Solution: We updated the module-data-storage package to expose several new variables to allow you to specify the names and descriptions of all the sub-resources, allowing them to match that of the already running instance that is being imported. If these new variables are not specified, the previous default naming schemes are used.

What to do about it: Upgrade to version v0.6.7 of module-data-storage if this functionality would be useful to you.

Terragrunt updates

We’ve made a number of updates to Terragrunt this month:

  • Terragrunt, v0.16.5: You can now override the Terragrunt download dir using the TERRAGRUNT_DOWNLOADenvironment variable.
  • Terragrunt, v0.16.6: When Terragrunt calls terraform init -from-module=xxx to download the code for xxx, it now sets the -get=false, -get-plugins=false, and -backend=false params. These will all be handled in a later call to init instead. This should improve iteration speed when calling Terragrunt commands.
  • Terragrunt, v0.16.7: There are now two “init” commands you can use in hooks: init-from-module, which only executes when downloading remote Terraform configurations based on the source parameter, and init, which executes for all other init invocations (e.g,. to configure backends, download providers, download modules).
  • Terragrunt, v0.16.8: You can now set environment variables in extra_arguments by specifying key value pairs in the env_vars parameter.

Open source updates

  • terraform-aws-consul, v0.3.6: You can now specify custom tags for the Security Group in the consul-cluster module by specifying the security_group_tags parameter.
  • terraform-aws-consul, v0.3.7: Allows passing an exact download url to the packer ami template and the install script (useful for installing Consul Enterprise) and bumps the default Consul install version.
  • terraform-aws-consul, v0.3.8: You can now attach additional security groups to the consul-cluster module using the new additional_security_group_ids parameter.
  • terraform-aws-vault, v0.9.2: You can now set custom tags for the Vault ELB using the optional parameter lb_tags.
  • terraform-aws-vault, v0.9.3: You can now specify a custom port number to use for Vault health checks in the vault-elb module using the optional param health_check_port.
  • terraform-aws-vault, v0.10.0: You can now set custom tags on security groups and S3 buckets using new parameters in the vault-cluster and vault-elb modules.
  • terraform-aws-vault, v0.10.2: You can now pass to the AMI specific urls to dowload vault and consul. This is useful for installing the enterprise or pro packages.
  • terraform-aws-nomad, v0.4.4: The root example now lets you specify a custom VPC using the vpc_id parameter.
  • fetch, v0.3.0: fetch should now work with GitHub Enterprise URLs! If the repo URL you specify is not GitHub.com, fetch will automatically assume it's GitHub Enterprise and use the proper API calls.

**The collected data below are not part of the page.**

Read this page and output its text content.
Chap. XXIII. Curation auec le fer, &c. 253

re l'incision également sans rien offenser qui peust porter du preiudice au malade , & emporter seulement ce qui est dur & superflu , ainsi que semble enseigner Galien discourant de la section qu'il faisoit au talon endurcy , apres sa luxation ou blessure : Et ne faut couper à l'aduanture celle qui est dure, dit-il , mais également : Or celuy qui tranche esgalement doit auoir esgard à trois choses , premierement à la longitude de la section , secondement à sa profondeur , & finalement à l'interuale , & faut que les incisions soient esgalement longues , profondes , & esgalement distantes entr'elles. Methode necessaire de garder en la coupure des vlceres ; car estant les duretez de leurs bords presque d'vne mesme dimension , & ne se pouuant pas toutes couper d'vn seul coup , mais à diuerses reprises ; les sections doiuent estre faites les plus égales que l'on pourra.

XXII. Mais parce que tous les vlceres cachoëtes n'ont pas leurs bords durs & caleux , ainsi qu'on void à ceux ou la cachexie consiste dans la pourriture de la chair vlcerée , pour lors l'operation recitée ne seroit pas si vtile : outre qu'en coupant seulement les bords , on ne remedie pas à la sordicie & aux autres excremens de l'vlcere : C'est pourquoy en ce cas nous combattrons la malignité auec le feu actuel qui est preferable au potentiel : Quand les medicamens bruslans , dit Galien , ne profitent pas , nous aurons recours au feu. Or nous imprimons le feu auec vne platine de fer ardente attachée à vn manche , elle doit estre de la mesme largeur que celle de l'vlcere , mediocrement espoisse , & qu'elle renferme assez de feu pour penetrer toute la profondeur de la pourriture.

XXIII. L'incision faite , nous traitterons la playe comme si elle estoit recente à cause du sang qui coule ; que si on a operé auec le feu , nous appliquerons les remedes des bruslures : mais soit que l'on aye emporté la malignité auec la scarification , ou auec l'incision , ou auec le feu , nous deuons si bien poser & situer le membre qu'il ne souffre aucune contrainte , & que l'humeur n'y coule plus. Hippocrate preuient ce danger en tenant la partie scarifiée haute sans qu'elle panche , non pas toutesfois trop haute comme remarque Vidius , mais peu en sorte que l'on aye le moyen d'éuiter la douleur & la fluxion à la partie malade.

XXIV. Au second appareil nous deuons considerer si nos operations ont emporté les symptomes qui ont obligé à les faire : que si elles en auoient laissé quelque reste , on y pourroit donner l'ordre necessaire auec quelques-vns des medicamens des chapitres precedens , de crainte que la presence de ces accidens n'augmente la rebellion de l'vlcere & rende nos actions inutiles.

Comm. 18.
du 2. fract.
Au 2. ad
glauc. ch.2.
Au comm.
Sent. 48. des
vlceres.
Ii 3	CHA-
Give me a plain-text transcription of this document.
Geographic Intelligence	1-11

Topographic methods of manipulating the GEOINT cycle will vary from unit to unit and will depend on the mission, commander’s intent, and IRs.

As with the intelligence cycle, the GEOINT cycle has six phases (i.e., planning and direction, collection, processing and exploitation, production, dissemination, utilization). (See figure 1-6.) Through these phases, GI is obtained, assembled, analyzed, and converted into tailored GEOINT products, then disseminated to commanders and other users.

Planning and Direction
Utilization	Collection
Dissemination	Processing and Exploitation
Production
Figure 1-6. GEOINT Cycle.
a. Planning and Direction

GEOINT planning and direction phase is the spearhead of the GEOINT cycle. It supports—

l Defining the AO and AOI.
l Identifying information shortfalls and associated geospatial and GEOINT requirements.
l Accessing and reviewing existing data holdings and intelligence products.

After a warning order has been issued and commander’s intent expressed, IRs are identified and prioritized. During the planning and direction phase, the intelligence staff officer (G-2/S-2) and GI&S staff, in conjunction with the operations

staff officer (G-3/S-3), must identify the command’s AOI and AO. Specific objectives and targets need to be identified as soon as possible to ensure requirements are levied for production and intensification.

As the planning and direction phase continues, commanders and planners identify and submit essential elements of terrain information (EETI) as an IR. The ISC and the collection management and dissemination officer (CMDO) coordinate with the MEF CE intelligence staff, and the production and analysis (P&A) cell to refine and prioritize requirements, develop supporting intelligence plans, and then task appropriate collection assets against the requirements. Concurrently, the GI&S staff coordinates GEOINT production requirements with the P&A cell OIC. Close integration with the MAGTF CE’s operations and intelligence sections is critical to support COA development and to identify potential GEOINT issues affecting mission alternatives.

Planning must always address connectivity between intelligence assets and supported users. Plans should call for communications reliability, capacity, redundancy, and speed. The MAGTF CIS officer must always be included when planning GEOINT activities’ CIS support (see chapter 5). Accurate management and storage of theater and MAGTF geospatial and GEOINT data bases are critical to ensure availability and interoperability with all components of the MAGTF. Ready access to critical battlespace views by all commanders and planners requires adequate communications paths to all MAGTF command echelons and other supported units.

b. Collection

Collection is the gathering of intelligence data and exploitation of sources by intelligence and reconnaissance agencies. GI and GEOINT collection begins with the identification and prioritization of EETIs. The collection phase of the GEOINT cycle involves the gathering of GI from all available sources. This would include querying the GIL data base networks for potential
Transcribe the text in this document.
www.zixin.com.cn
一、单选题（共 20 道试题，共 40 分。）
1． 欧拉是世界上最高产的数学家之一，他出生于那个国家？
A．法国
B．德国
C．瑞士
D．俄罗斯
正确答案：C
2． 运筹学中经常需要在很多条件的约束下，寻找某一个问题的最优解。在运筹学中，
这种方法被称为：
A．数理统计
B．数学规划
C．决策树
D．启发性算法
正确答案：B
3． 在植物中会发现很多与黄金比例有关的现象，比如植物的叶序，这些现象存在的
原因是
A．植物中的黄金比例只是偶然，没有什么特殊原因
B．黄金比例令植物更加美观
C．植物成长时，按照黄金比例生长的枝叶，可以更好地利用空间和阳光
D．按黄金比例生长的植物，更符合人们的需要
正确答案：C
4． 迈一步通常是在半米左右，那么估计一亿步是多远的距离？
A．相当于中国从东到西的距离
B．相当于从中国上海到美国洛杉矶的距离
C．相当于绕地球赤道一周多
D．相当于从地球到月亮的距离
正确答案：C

This defaults to GitHub Enterprise version v3, but that can be overridden with the new --github-api-version option.
  • fetch, v0.3.1: Fetch should now work with two-digit versions (vX.Y).
  • bash-commons, v0.0.5: Two new functions aws_get_instances_with_tag and aws_wrapper_get_ips_with_tag were added to allow retrieving EC2 instances and their (public/private) IPs using the value of a specific tag.
  • bash-commons, v0.0.6: The aws_get_instances_with_tag and aws_wrapper_get_ips_with_tag functions were updated to return only pending and running EC2 instances.

Other updates

  • module-security, v0.15.1: The iam_user_self_mgmt policy in the iam-policies module now includes the iam:DeleteVirtualMFADevice permission, which seems to be required now to add an MFA device, but is also useful for deleting one.
  • module-load-balancer, v0.10.1: Added a helper variable: allow_inbound_from_security_group_ids_num which is the number of elements in var.allow_inbound_from_security_group_ids. We should be able to compute this automatically and we were computing this automatically, but due to a Terraform limitation, if there are any dynamic resources in var.allow_inbound_from_security_group_ids, then we won't be able to. See: hashicorp/terraform#11482
  • module-ci, v0.13.1: The git-add-commit-push script will now retry on "cannot lock ref" errors that seem to come up if two git push calls happen simultaneously.
  • package-messaging, v0.1.1: The SQS module can now create queues with fifo_queue set to true without running into a naming error. Due to a terraform limitation, our conditions on resources weren’t taking effect and the appropriate .fifo suffix for FIFO queues wasn’t being appended as required to the supplied name. See: hashicorp/terraform#13389
  • module-load-balancer, v0.11.1: Updated the ALB module to accept multiple HTTP listeners and allowed security group ids. We had an incorrect approach to calculating what security group rules needed to be created and were running into an error because duplicate security group rules were being created.

DevOps News

Aurora Serverless MySQL now available

What happened: AWS has announced that Aurora Serverless for MySQL is now generally available in several regions!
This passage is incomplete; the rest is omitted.